Now take about 1/2 cup of the hot milk mixture out and drizzle it slowly into the waiting egg yolks, whisking quickly the entire time. This will temper your eggs so that they don’t turn into giant, cooked globs when they hit the saucepan.
When the egg is tempered, slowly drizzle it back into the saucepan, whisking the entire time, until it’s all incorporated. Continue to cook, stirring constantly, until the mixture thickens and reaches between 160 and 170 degrees F. The custard should be velvety smooth.
When you’ve reached the right temperature, pour the custard into the waiting strainer, which will remove any bits of egg that might be present. Allow the custard to go straight into the cream in the bowl below, and stir well to combine. (At this point you may find it difficult to resist drinking the custard straight from the bowl!)
Continue to stir the mixture occasionally over the next 15-20 minutes until it is cooled. Then pour into a bowl and stick in the refrigerator overnight, or until very, very cold.
Freezing the ice cream
The next day, when your ice cream base is completely chilled, go ahead and pull out your ice cream maker. There are lots of great ice cream makers available these days, but if all you’ve got is Grandma’s old hand-cranked maker, that will work too!. Mine is a KitchenAid ice cream maker attachment that goes right into my regular stand mixer. I love it, because there are so few parts for me to store, and it does a great job.
Go ahead and freeze the ice cream according to the directions on your ice cream maker. It won’t take long for it to freeze into a wonderful, soft-serve concoction that tastes pretty darn good right out of the bowl!
During the last few minutes of mixing, you can optionally add in whatever flavorings, nuts, or candies you like. For me, though, vanilla is the ultimate flavor. Especially with that yummy vanilla bean!

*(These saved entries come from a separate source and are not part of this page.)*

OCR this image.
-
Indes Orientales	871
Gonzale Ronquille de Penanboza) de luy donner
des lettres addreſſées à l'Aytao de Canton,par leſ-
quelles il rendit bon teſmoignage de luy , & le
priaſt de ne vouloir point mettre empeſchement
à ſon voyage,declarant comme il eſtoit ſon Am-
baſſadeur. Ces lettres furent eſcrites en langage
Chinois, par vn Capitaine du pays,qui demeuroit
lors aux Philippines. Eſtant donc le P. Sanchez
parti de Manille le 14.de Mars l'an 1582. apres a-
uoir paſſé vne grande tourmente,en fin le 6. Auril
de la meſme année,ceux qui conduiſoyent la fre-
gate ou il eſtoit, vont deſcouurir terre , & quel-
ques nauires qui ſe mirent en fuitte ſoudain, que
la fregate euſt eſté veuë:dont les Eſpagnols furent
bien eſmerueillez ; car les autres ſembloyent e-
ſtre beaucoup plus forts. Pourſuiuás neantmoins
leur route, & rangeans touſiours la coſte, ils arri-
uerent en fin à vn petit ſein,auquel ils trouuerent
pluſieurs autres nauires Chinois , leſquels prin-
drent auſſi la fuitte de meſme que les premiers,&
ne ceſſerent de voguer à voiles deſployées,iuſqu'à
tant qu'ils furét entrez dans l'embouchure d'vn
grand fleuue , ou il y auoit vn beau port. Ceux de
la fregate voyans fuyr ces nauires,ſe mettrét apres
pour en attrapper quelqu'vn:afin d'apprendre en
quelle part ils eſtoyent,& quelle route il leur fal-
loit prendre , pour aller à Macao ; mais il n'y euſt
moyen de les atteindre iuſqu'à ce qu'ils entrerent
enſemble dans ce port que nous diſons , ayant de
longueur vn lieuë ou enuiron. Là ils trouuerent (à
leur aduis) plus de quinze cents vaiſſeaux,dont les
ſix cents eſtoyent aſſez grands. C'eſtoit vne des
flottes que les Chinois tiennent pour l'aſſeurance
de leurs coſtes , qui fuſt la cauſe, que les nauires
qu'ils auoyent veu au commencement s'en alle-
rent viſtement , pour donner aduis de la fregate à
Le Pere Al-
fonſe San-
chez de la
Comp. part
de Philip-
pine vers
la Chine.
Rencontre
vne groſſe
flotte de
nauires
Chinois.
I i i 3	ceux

To harden your ice cream as fast as possible, dump it into a shallow glass pan and smooth it out. Cover it with a piece of plastic wrap and place it into the freezer as fast as you can.
Now you need more patience as you wait about 8 hours for the ice cream to harden to a firm consistency. It will be SO worth it, though!
Now that I’ve got a great vanilla base, I have lots of ideas for how to change up the flavor of the ice cream. It’s almost blackberry season, so I’m definitely going to be trying some blackberry ice cream soon. Oh, and caramel! You know how I love dulce de leche!
What are some of your favorite flavors? And if you’ve got recipes to share, we’d love to see them!